How long did neanderthals rub shoulders with our ancestors?
Did our ancestors, early modern humans, live alongside neanderthals? Did we drive them extinct through pre-historic ethnic cleansing? Or was it “Ug!” at first sight and we tenderly inter-bred with them until their species disappeared?
The rise of homo sapiens and the demise of homo neanderthalensis is shrouded in mystery. But today a little of that mist is lifted by a very thorough job of carbon dating early human remains from across Europe.
A report in tomorrow’s journal Nature looked at 40 different early human sites across Europe and concludes that neanderthals were already starting to disappear from Europe by the time early modern humans made their way up from north Africa.
But instead of neanderthals then dying out completely, the analysis shows they rubbed shoulders with our ancestors for at least 2,500 years and possibly as long as 5,000.
The new timeline is a great help for paleoanthropologists, who were happy to admit the previous picture was a total mess.
It helps clear up a major dispute about how long neanderthals hung around. Some scientists thought an isolated population was clinging on in Gibraltar 30,000 years ago. The new date for their extinction is 39,000 years.
But importantly it shows there was a definite period of overlap. That fills in an important blank. Some researchers have long argued neanderthals borrowed from early modern human culture towards the end of their time. Indeed later neanderthal tools are much more like those made by early modern human interlopers suggesting cultural exchange.

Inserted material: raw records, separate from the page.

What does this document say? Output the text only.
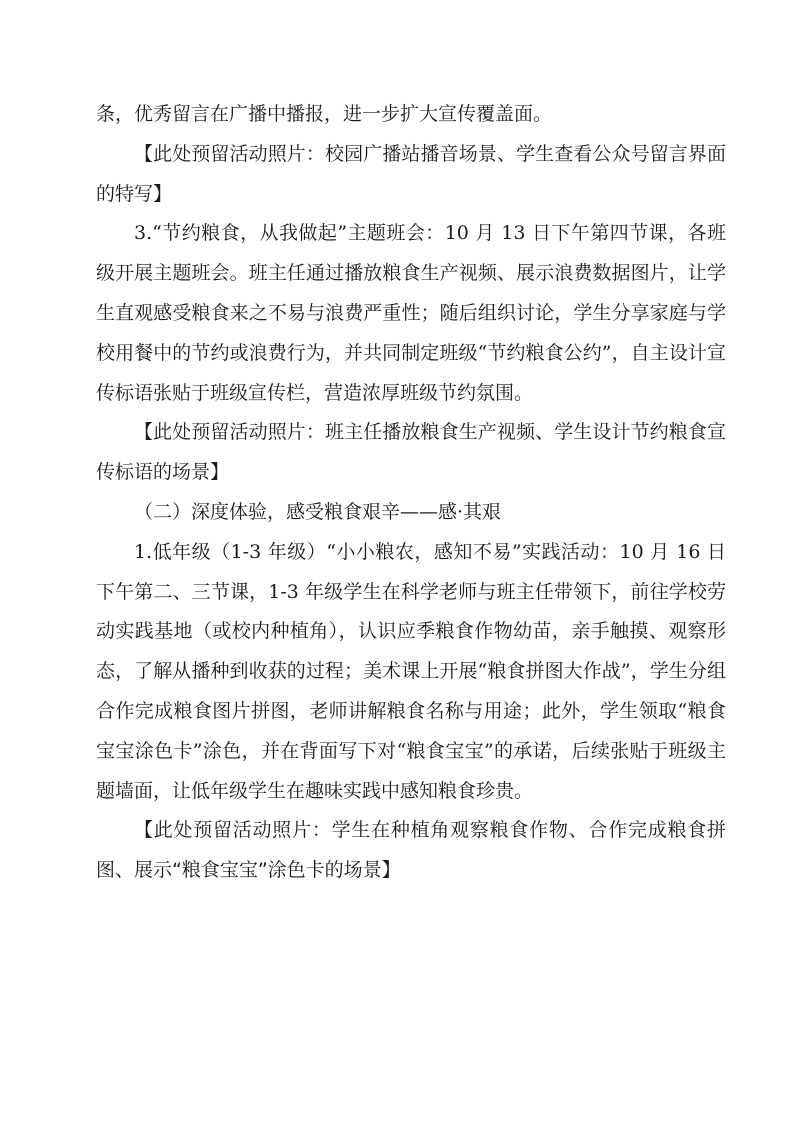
条，优秀留言在广播中播报，进一步扩大宣传覆盖面。

【此处预留活动照片：校园广播站播音场景、学生查看公众号留言界面的特写】

3.“节约粮食，从我做起”主题班会：10 月 13 日下午第四节课，各班级开展主题班会。班主任通过播放粮食生产视频、展示浪费数据图片，让学生直观感受粮食来之不易与浪费严重性；随后组织讨论，学生分享家庭与学校用餐中的节约或浪费行为，并共同制定班级“节约粮食公约”，自主设计宣传标语张贴于班级宣传栏，营造浓厚班级节约氛围。

【此处预留活动照片：班主任播放粮食生产视频、学生设计节约粮食宣传标语的场景】

（二）深度体验，感受粮食艰辛——感·其艰

1.低年级（1-3 年级）“小小粮农，感知不易”实践活动：10 月 16 日下午第二、三节课，1-3 年级学生在科学老师与班主任带领下，前往学校劳动实践基地（或校内种植角），认识应季粮食作物幼苗，亲手触摸、观察形态，了解从播种到收获的过程；美术课上开展“粮食拼图大作战”，学生分组合作完成粮食图片拼图，老师讲解粮食名称与用途；此外，学生领取“粮食宝宝涂色卡”涂色，并在背面写下对“粮食宝宝”的承诺，后续张贴于班级主题墙面，让低年级学生在趣味实践中感知粮食珍贵。

【此处预留活动照片：学生在种植角观察粮食作物、合作完成粮食拼图、展示“粮食宝宝”涂色卡的场景】
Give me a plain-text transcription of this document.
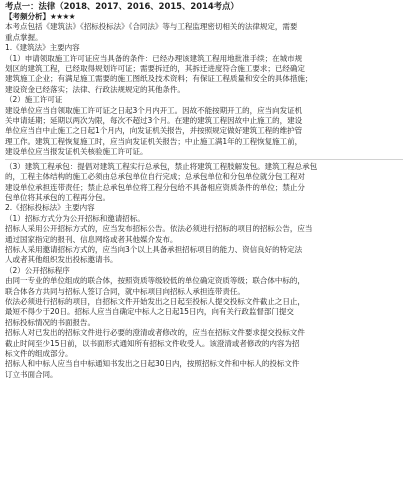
考点一：法律（2018、2017、2016、2015、2014考点）
【考频分析】★★★★
本考点包括《建筑法》《招标投标法》《合同法》等与工程监理密切相关的法律规定，需要
重点掌握。
1.《建筑法》主要内容
（1）申请领取施工许可证应当具备的条件：已经办理该建筑工程用地批准手续；在城市规
划区的建筑工程，已经取得规划许可证；需要拆迁的，其拆迁进度符合施工要求；已经确定
建筑施工企业；有满足施工需要的施工图纸及技术资料；有保证工程质量和安全的具体措施；
建设资金已经落实；法律、行政法规规定的其他条件。
（2）施工许可证
建设单位应当自领取施工许可证之日起3个月内开工。因故不能按期开工的，应当向发证机
关申请延期；延期以两次为限，每次不超过3个月。在建的建筑工程因故中止施工的，建设
单位应当自中止施工之日起1个月内，向发证机关报告，并按照规定做好建筑工程的维护管
理工作。建筑工程恢复施工时，应当向发证机关报告；中止施工满1年的工程恢复施工前，
建设单位应当报发证机关核验施工许可证。
（3）建筑工程承包：提倡对建筑工程实行总承包，禁止将建筑工程肢解发包。建筑工程总承包
的，工程主体结构的施工必须由总承包单位自行完成；总承包单位和分包单位就分包工程对
建设单位承担连带责任；禁止总承包单位将工程分包给不具备相应资质条件的单位；禁止分
包单位将其承包的工程再分包。
2.《招标投标法》主要内容
（1）招标方式分为公开招标和邀请招标。
招标人采用公开招标方式的，应当发布招标公告。依法必须进行招标的项目的招标公告，应当
通过国家指定的报刊、信息网络或者其他媒介发布。
招标人采用邀请招标方式的，应当向3个以上具备承担招标项目的能力、资信良好的特定法
人或者其他组织发出投标邀请书。
（2）公开招标程序
由同一专业的单位组成的联合体，按照资质等级较低的单位确定资质等级；联合体中标的，
联合体各方共同与招标人签订合同，就中标项目向招标人承担连带责任。
依法必须进行招标的项目，自招标文件开始发出之日起至投标人提交投标文件截止之日止，
最短不得少于20日。招标人应当自确定中标人之日起15日内，向有关行政监督部门提交
招标投标情况的书面报告。
招标人对已发出的招标文件进行必要的澄清或者修改的，应当在招标文件要求提交投标文件
截止时间至少15日前，以书面形式通知所有招标文件收受人。该澄清或者修改的内容为招
标文件的组成部分。
招标人和中标人应当自中标通知书发出之日起30日内，按照招标文件和中标人的投标文件
订立书面合同。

And if that was happening, was there breeding? Neanderthals and humans definitely got together. Around 2 per cent of our genome is “neanderthal” DNA. But the latest evidence is that this happened much earlier in our history when we were coming out of Africa and ran into neanderthals in Asia around 90,000 years ago.

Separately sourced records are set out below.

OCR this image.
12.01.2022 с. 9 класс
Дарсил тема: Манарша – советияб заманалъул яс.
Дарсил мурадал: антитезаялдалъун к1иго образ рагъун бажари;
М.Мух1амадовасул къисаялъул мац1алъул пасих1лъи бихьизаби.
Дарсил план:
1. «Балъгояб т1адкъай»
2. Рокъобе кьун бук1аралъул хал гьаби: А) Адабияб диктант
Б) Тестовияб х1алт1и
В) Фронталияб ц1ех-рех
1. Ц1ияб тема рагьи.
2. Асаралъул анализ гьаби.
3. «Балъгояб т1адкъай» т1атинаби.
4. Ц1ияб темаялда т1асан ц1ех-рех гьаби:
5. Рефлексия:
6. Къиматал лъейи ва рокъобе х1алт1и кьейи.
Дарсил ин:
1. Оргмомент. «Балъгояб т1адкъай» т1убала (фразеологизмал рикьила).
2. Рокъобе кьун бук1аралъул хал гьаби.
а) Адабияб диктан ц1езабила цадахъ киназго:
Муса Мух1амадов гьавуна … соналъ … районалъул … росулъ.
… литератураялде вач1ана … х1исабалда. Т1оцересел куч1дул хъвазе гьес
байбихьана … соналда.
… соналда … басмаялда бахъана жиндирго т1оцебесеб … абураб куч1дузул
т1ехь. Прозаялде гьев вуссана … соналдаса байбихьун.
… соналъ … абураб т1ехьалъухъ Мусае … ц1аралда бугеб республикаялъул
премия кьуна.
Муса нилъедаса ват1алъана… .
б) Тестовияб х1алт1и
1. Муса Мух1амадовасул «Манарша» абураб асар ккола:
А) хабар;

There still could have been close contact between our ancestors and neanderthals towards their end in Europe and the evidence of cultural exchange supports that. But it may have been uncommon.
Based on genetic studies, neanderthals were getting few in number by 45,000 years ago. They may have been living in small groups isolated from each other. Similar to the last uncontacted tribes in today’s Amazon.
That fact helps explain why they may have died out completely. A period of rapid climate change 39-40,000 years ago is thought to have challenged both early modern humans and neanderthals.
While our ancestors were present in larger numbers, possibly with cultural adaptations that allowed us to survive, we may have hung on, as the neanderthals shuffled off.
Alternatively, if, challenged by the climate, we ended up competing for resources, more numerous homo sapiens could have starved or killed the neanderthals out. Perhaps one of the first of many extinctions notched up by modern man.